In 2007, Crippen & Landru released a new anthology of Macdonald's Lew Archer short stories, collected together in one volume for the first time. Titled The Archer Files, The Complete Short Stories of Lew Archer, Private Investigator Including Newly Discovered Case Notes, the volume includes previously published stories and several never-before-published fragments of unfinished Macdonald stories—case notes, so to speak, from the files of Lew Archer.
Novelist William Goldman declared the Archer canon as "the finest series of detective novels ever written by an American," and John Leonard of The New York Times stated Macdonald had transcended the genre to become "a major American novelist." His works have inspired countless mystery writers since, such as Sue Grafton, who even set her novels in the same Santa Barbara locale Macdonald had done (although both used the fictional name Santa Teresa for the town).
On a January Magazine tribute page via Jeff Pierce, you'll many fun anecdotes about Macdonald and his influence, such as the following from Michael Connelly: "I came to him late.
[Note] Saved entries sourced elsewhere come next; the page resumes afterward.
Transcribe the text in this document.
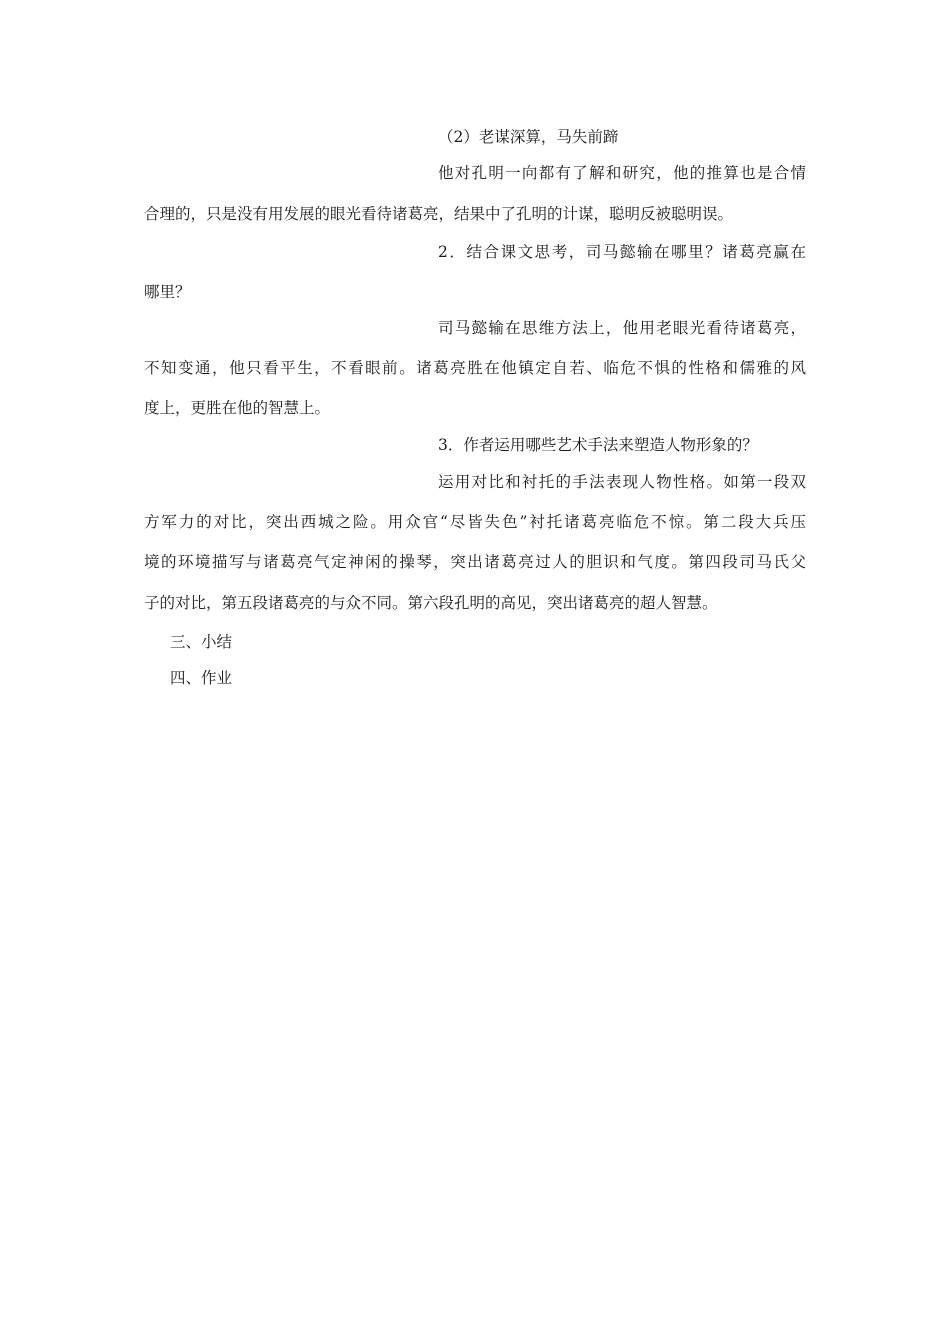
（2）老谋深算，马失前蹄
他对孔明一向都有了解和研究，他的推算也是合情
合理的，只是没有用发展的眼光看待诸葛亮，结果中了孔明的计谋，聪明反被聪明误。
2．结合课文思考，司马懿输在哪里？诸葛亮赢在
哪里？
司马懿输在思维方法上，他用老眼光看待诸葛亮，
不知变通，他只看平生，不看眼前。诸葛亮胜在他镇定自若、临危不惧的性格和儒雅的风
度上，更胜在他的智慧上。
3．作者运用哪些艺术手法来塑造人物形象的？
运用对比和衬托的手法表现人物性格。如第一段双
方军力的对比，突出西城之险。用众官“尽皆失色”衬托诸葛亮临危不惊。第二段大兵压
境的环境描写与诸葛亮气定神闲的操琴，突出诸葛亮过人的胆识和气度。第四段司马氏父
子的对比，第五段诸葛亮的与众不同。第六段孔明的高见，突出诸葛亮的超人智慧。
三、小结
四、作业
The first book of his I read was The Blue Hammer. Of course, it was a joy to realize when I was finished that I had a wealth of Lew Archer stories to go back and read. And I did. This was about the time I was thinking that I wanted to write for a living and Macdonald's books showed me the possibility that crime novels could be art. I still remember in the opening pages of The Blue Hammer how he described a woman's body as having been kept trim by tennis and anger. I read that and knew I was on to something. I was home."
Thanks for giving a shout-out to this great collection!
Posted by: Art Taylor | January 15, 2022 at 07:56 AM
I was captivated the first time I read one of Macdonald's Lew Archer stories, and I'm just happy Crippen & Landru released this collection! Kudos to them for the publication, for sure.